Les deux hommes se regardaient, se jaugeaient. L'ambiance se dégradait de seconde en seconde si bien que Lisa intervint, tout sourire.
Cuddy : "Oui, Grégory dirige le service des diagnostics dans mon Hôpital. Il est connu dans tout le pays et même internationalement! Et il enseigne aussi! Je suis très fière d'avoir su le convaincre de nous rejoindre!"
House : " Lisa, voyons... Ne te sens pas obligée de vendre ta marchandise... Mais tes compliments me vont droit au cœur, je saurais m'en souvenir la prochaine fois que tu me refuseras un examen indispensable! " dit-il en lui faisant un sourire rayonnant et ironique.

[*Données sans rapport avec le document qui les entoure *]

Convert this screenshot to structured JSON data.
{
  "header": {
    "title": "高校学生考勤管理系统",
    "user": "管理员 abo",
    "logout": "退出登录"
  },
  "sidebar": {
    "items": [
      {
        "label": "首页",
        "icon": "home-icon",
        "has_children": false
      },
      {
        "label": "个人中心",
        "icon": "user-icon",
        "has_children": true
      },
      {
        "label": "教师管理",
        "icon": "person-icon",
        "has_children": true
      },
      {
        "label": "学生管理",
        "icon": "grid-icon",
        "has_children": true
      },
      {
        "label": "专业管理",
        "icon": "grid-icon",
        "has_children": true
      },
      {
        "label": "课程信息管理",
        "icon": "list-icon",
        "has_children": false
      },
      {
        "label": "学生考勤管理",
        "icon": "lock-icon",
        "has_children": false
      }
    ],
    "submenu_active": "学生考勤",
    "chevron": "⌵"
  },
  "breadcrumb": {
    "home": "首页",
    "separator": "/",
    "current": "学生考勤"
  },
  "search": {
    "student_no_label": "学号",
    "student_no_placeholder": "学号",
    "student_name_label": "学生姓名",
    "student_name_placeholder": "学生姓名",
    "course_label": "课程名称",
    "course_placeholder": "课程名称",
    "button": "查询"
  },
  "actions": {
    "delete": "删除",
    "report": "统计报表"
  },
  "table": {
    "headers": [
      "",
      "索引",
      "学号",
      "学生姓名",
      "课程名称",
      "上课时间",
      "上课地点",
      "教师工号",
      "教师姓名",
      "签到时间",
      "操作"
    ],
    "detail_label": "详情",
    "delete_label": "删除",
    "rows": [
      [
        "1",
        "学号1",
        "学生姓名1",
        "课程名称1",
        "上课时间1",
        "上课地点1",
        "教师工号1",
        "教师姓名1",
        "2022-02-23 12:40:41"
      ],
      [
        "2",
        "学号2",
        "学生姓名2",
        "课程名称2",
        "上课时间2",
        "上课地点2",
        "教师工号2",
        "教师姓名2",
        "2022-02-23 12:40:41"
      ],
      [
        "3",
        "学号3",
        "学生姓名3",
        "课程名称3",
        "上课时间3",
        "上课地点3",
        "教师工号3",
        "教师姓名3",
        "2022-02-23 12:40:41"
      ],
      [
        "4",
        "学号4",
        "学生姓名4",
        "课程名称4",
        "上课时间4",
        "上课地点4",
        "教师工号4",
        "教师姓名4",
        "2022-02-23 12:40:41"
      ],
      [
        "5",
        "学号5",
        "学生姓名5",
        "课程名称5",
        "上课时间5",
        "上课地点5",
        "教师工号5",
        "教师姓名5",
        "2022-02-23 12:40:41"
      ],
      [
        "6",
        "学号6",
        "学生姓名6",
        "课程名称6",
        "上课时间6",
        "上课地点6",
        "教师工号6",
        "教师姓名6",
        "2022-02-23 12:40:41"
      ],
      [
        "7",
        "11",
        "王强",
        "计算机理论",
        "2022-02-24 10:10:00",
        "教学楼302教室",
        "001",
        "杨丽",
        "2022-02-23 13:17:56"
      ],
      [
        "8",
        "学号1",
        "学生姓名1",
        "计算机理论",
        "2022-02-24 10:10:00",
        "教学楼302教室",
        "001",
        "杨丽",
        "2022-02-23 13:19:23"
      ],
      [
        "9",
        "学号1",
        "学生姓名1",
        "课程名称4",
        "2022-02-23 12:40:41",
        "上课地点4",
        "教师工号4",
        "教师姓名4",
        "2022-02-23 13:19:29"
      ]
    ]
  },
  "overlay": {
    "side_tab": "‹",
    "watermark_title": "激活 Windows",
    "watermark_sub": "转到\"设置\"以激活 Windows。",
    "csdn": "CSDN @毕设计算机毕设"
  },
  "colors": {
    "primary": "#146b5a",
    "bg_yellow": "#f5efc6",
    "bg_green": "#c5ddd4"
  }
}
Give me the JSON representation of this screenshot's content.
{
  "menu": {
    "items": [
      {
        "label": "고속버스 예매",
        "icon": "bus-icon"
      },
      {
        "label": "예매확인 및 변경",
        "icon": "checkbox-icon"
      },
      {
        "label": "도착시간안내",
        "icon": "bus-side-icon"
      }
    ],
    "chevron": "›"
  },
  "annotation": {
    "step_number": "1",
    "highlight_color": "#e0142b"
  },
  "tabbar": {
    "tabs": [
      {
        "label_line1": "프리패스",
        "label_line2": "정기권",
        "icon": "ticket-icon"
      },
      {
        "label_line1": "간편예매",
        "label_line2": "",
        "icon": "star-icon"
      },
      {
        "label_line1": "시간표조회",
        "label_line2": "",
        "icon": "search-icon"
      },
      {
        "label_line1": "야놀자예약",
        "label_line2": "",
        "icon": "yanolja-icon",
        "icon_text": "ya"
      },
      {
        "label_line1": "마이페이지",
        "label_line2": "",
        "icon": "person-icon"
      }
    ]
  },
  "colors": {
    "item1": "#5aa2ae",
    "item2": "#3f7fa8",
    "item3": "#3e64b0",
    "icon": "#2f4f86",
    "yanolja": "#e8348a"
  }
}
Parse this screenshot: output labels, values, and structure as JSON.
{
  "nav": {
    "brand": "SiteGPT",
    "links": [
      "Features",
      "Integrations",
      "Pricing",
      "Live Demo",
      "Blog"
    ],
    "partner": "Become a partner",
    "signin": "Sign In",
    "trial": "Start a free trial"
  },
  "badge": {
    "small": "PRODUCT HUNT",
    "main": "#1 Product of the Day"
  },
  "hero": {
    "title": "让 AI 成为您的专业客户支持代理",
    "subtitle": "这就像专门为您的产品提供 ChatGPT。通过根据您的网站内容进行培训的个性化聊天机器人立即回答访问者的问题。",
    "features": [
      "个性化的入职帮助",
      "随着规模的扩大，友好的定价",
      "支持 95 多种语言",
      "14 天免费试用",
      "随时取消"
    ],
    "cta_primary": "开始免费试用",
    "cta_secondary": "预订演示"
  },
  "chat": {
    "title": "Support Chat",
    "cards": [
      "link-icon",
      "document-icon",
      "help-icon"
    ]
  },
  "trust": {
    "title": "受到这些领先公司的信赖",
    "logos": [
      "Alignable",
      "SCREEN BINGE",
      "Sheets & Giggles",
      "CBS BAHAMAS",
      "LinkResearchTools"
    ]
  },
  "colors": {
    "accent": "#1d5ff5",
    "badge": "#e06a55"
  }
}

Blythe : " Grégory a plusieurs spécialités, il est néphrologue et spécialiste en maladies infectieuses; " Affirma-t-elle, fièrement.
John : " Je suis impressionné ".
Patrick : " Par toi-même sans doute... Tu as réussi la main parfaite... Un banquier, un avocat, un juge, un ingénieur, un prêtre, et maintenant un médecin... "
House, interrompant John : " C'est ça la descendance parfaite? Pas de musicien ou d'artiste? D'aventuriers? Intéressant... "
Patrick : " l'aventurier, c'est lui... "
Blythe, la voix glaciale : " Je vous prierais tous d'arrêter de prendre pour un fait acquis le fait que Grégory soit le fils de John. Il est le fils de mon défunt mari et c'est tout. "
Les trois hommes se tournèrent dans un bel ensemble vers elle.
John : " Vous voyez les enfants, Faire confiance aux honnêtes gens est le seul vrai risque des professions aventureuses. "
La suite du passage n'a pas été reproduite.